Even with all the fun Eric Riley has thrashing onstage with his long-time friend Nate Valdez, there is always that one drunk person who has to point it out: a black guy in a metal band!
Riley grows weary of others tagging him as the “token black guy,” as they have throughout his life, either during his upbringing in Texas or in Denver, where he currently gigs with In the Whale (the rock duo he formed with Valdez) playing in a genre that isn’t regarded for its African-American diversity.
“I mean, it’s Denver! There’s not a lot of diversity but it’s not really anyone’s fault,” said Riley in a phone interview for BandWagon.
So while he’s holding down representation in the Denver scene, he looks up to other black drummers who play similar hard rock music, such as Thomas Pridgen of The Mars Volta and Jon Theodore of both Mars Volta and Queens of the Stoneage.
But Riley’s original inspirations simply came from music itself. He was a teenager watching MTV when Silverchair’s video for “Freak” came across his television screen. The sounds of rough distortions coupled with images of the grunge trio playing inside a laboratory furnace got him hooked on the heavy.

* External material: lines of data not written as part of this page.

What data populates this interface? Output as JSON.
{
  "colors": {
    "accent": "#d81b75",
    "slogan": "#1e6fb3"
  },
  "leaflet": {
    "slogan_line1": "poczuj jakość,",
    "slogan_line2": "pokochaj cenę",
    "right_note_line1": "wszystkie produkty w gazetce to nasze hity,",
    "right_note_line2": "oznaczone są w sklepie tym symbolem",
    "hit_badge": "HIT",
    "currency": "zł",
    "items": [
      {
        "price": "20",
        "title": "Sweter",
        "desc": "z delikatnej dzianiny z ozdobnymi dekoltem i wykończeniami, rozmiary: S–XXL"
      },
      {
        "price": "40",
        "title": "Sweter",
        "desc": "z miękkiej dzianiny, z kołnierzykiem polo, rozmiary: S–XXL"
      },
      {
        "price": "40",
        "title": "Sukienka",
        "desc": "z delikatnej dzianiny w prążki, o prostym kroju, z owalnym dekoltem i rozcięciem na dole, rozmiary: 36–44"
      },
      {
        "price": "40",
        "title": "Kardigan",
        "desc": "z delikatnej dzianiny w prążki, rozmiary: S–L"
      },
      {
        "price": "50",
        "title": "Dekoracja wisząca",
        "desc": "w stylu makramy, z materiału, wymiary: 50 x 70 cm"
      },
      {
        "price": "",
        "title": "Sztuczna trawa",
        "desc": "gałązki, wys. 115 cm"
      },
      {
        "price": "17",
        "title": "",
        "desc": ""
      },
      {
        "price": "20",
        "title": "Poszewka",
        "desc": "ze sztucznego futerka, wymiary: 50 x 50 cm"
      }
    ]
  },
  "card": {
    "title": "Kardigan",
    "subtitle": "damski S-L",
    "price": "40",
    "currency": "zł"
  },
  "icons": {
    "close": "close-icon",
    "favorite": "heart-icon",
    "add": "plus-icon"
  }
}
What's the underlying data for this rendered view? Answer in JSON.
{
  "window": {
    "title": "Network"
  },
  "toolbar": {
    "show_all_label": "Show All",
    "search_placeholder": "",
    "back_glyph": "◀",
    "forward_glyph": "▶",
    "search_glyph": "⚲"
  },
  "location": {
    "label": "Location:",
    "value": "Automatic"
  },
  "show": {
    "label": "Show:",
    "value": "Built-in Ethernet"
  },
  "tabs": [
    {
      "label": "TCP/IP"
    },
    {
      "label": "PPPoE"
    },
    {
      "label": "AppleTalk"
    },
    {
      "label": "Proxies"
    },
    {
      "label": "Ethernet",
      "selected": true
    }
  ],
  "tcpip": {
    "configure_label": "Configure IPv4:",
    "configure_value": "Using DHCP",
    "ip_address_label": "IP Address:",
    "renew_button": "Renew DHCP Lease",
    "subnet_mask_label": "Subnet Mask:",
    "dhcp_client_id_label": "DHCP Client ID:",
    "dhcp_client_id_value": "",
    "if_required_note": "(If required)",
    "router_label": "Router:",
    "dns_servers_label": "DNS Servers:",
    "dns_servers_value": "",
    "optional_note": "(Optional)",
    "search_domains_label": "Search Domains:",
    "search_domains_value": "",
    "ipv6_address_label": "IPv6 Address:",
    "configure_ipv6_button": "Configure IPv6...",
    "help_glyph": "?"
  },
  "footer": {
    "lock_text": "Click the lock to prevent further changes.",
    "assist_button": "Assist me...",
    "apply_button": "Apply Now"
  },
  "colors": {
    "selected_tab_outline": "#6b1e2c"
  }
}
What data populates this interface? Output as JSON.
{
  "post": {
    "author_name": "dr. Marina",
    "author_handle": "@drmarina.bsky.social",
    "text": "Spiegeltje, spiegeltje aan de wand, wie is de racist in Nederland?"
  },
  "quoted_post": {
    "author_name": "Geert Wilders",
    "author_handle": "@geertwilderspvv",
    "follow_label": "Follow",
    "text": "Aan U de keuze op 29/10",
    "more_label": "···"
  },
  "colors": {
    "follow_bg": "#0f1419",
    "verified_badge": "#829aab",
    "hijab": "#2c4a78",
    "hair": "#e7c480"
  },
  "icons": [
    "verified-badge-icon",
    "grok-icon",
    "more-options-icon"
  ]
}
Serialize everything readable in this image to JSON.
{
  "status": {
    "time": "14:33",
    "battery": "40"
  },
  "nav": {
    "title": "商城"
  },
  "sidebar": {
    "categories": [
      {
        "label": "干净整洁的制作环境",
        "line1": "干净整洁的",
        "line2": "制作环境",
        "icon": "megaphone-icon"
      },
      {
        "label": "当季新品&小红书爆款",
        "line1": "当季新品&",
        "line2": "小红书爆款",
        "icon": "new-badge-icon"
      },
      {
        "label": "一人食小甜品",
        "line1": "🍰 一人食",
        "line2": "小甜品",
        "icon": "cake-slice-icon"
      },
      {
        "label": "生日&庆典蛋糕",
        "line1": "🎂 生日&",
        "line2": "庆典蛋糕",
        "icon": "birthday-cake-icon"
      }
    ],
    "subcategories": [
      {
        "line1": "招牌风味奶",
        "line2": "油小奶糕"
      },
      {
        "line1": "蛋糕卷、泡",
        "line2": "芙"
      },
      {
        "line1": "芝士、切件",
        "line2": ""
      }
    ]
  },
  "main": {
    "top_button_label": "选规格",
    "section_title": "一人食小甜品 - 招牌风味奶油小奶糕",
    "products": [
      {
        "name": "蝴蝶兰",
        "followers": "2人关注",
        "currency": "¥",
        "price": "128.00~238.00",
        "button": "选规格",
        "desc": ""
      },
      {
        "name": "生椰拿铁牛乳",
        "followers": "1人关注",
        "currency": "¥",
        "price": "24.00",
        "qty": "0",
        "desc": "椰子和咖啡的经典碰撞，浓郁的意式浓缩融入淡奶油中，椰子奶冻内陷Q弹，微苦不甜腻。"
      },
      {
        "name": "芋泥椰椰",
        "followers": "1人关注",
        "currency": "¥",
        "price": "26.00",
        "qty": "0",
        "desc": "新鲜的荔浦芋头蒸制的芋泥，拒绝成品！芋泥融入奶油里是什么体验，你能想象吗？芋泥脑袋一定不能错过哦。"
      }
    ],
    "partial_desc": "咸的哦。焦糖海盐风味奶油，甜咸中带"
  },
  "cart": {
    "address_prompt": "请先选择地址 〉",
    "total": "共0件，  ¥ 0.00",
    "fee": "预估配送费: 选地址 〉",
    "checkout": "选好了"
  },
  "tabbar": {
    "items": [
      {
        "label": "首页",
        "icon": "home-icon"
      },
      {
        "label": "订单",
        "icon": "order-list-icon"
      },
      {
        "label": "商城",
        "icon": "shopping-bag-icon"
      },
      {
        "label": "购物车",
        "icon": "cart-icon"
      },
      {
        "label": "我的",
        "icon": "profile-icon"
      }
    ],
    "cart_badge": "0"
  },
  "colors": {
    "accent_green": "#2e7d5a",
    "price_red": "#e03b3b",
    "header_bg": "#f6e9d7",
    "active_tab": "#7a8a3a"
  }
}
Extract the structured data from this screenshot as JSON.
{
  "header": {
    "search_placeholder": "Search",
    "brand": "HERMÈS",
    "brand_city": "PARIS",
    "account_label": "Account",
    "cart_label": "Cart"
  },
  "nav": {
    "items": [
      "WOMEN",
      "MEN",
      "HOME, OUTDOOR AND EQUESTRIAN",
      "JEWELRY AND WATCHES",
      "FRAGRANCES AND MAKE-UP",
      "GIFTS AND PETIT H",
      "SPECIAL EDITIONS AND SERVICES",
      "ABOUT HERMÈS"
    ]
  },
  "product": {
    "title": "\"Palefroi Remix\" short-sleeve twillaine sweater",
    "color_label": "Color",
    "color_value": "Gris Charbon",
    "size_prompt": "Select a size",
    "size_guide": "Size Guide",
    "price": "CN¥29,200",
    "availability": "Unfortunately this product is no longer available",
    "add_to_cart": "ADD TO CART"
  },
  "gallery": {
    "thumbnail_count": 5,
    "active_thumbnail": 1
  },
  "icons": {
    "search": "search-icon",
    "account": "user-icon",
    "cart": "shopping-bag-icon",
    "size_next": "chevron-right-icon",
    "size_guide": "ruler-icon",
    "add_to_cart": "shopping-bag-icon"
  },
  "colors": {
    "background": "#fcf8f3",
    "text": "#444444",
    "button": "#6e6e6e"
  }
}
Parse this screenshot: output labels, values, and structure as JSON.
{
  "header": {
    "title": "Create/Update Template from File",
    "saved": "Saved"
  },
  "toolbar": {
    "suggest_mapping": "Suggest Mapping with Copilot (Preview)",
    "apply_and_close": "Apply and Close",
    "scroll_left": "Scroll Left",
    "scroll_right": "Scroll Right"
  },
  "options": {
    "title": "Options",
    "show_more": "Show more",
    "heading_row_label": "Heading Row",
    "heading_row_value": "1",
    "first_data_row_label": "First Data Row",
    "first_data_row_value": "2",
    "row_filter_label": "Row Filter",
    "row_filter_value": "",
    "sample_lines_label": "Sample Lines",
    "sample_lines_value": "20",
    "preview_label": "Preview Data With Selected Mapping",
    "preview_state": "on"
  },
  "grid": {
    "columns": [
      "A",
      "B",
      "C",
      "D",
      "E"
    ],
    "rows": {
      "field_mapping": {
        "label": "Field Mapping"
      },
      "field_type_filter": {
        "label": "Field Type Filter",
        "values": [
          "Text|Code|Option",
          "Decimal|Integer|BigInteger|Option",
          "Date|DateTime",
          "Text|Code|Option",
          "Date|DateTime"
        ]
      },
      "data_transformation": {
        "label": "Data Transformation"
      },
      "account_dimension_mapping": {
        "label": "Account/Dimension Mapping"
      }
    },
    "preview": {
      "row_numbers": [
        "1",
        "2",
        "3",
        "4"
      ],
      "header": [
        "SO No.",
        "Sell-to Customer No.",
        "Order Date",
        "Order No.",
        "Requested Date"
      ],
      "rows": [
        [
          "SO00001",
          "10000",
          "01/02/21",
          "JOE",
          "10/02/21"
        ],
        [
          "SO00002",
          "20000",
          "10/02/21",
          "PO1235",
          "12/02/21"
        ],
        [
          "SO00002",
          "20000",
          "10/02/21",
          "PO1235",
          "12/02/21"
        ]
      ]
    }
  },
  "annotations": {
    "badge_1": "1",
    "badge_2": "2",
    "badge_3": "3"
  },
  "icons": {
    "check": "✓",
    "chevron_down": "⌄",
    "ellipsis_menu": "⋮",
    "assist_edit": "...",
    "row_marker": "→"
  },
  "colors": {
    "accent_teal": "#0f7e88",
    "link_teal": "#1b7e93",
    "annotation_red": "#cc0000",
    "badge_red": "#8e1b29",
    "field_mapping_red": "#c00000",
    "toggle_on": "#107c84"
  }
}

“That was one of the first things that made me go ‘holy shit, that is cool!’” said Riley.
Watching and listening to the music of Soundgarden and Pearl Jam was the inspirational groundwork for In The Whale too. He and Valdez took the dirty rawness of 90’s grunge and roughed it up with hard rock and metal, pulling influences from Deftones, The Smashing Pumpkins, and The Melvins.
Riley grew up listening to black soul artists from the 60’s and 70’s that his parents enjoyed, like Stevie Wonder and Michael Jackson, and he even has a special place in his heart for MC Hammer and Boyz II Men. But the harder rock acts were where his heart was. He picked drums as his 6th grade band instrument, started jamming with his 12-year-old buddies to bands like Metallica in their garages, and hasn’t missed a beat since.